Total non-interest earning assets increased from $109.3 million at December 31, 2011 to $113.8 million at June 30, 2012. Cash and due from banks, premises and equipment, bank owned life insurance, and other assets increased by $4.9 million, $0.3 million, $0.4 million, and $1.2 million, respectively. Foreclosed assets declined by $4.7 million as the Company has continued to focus on reducing problem assets through a variety of resolution strategies.

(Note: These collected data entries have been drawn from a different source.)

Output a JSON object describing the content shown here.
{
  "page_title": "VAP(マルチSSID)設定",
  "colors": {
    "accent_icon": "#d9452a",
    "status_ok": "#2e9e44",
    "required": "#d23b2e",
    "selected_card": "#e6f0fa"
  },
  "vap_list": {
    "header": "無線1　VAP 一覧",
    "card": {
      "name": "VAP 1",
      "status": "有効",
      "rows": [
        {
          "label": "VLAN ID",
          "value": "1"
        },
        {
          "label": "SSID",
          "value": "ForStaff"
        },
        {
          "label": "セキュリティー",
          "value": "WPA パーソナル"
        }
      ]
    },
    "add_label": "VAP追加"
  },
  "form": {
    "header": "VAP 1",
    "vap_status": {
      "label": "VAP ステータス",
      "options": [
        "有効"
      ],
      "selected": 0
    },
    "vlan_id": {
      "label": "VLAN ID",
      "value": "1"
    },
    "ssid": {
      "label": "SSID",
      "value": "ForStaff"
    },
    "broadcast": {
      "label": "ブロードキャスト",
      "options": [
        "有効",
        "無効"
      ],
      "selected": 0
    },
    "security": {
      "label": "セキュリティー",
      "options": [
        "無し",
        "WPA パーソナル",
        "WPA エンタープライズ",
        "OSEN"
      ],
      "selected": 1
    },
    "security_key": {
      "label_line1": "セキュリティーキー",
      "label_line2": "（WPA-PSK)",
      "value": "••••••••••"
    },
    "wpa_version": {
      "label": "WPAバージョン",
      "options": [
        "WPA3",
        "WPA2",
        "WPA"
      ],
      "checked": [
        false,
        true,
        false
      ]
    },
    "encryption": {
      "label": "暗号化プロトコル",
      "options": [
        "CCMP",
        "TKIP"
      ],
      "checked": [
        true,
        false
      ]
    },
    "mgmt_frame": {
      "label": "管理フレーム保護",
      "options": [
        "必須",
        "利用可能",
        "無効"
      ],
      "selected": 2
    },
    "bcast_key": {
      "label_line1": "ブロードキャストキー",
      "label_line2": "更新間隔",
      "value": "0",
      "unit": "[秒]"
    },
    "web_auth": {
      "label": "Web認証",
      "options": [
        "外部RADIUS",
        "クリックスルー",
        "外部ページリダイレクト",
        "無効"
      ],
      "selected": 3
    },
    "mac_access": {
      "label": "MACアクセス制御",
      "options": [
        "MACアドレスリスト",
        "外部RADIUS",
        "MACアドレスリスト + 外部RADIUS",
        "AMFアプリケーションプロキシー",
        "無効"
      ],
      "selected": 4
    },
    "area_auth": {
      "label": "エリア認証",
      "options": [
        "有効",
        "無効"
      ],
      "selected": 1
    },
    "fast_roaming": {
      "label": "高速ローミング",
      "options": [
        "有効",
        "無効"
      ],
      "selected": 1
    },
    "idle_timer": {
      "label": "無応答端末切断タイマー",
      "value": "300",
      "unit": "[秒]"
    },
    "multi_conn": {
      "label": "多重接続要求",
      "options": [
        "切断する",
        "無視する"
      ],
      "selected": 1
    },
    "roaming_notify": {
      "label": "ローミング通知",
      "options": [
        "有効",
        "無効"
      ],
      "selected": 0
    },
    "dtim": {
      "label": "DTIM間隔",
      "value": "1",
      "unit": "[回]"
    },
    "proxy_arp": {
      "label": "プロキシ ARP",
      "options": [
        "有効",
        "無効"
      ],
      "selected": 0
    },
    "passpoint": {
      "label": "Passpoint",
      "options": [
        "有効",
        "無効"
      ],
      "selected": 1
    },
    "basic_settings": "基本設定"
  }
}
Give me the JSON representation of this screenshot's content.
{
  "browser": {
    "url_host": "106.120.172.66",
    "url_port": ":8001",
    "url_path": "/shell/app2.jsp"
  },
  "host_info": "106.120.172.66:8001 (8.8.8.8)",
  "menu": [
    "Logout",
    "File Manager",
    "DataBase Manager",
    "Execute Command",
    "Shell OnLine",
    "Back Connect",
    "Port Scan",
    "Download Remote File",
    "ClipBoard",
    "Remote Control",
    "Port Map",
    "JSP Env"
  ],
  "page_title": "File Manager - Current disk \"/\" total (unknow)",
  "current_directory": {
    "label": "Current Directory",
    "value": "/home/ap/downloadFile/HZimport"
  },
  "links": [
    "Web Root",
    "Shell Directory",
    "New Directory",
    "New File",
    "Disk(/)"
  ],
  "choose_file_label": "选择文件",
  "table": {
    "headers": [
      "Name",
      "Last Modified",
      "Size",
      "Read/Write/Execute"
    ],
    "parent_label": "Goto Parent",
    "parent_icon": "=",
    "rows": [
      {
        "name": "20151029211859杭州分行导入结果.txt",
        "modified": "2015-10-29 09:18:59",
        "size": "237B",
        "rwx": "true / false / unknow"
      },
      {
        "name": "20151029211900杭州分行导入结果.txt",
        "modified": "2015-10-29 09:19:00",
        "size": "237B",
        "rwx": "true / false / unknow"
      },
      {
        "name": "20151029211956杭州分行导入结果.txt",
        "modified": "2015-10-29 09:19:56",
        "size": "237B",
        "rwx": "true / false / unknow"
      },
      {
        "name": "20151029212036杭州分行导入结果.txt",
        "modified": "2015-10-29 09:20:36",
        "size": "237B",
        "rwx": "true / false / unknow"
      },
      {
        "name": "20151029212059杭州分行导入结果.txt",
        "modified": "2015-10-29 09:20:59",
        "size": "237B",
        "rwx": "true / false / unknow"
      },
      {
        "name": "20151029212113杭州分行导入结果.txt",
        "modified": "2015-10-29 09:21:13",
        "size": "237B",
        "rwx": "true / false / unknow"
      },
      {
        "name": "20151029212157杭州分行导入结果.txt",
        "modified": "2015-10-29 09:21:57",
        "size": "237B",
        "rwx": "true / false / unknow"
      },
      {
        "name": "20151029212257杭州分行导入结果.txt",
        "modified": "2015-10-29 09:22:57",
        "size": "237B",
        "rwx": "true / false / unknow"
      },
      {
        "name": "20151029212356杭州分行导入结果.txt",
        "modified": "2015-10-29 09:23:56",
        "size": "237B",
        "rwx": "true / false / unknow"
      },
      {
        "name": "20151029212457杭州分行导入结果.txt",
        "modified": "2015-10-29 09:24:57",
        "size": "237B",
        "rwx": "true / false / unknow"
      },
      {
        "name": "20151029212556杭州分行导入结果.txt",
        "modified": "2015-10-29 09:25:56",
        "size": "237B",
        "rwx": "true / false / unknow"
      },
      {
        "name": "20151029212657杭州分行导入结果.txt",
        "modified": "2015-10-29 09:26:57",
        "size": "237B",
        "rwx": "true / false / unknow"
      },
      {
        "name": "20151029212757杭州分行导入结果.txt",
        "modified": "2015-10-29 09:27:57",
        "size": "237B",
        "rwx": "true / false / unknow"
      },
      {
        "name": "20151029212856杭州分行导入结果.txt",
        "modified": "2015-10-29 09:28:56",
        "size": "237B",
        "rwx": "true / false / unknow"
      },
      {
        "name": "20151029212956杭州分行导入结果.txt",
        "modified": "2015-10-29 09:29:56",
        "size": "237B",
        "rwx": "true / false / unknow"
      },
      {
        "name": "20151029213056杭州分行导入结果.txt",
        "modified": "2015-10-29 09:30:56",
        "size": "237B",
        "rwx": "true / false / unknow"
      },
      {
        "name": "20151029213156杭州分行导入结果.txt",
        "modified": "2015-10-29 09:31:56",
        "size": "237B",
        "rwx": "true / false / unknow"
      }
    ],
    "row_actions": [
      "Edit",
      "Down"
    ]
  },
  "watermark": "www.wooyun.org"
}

Net interest income in the second quarter of 2012 totaled $7.4 million compared to net interest income of $6.3 million in the predecessor second quarter of 2011. Net interest margin increased from 2.95% in the second quarter of 2011 to 4.24% in the second quarter of 2012. This significant margin improvement was primarily due to a decline in funding costs as the average rate on total interest-bearing liabilities fell from 2.24% in the second quarter of 2011 to 0.97% in the second quarter of 2012. Tax equivalent yield on earning assets increased from 4.97% in the second quarter of 2011 to 5.05% in the second quarter of 2012.

On a year-to-date basis, net interest income in the first six months of 2012 totaled $15.3 million compared to net interest income of $12.4 million in the predecessor first six months of 2011. Net interest margin increased from 2.88% in the first six months of 2011 to 4.36% in the first six months of 2012. This significant margin improvement was primarily due to a decline in funding costs as the average rate on total interest-bearing liabilities fell from 2.29% in the first six months of 2011 to 0.96% in the first six months of 2012. Tax equivalent yield on earning assets increased from 4.95% in the first six months of 2011 to 5.15% in the first six months of 2012.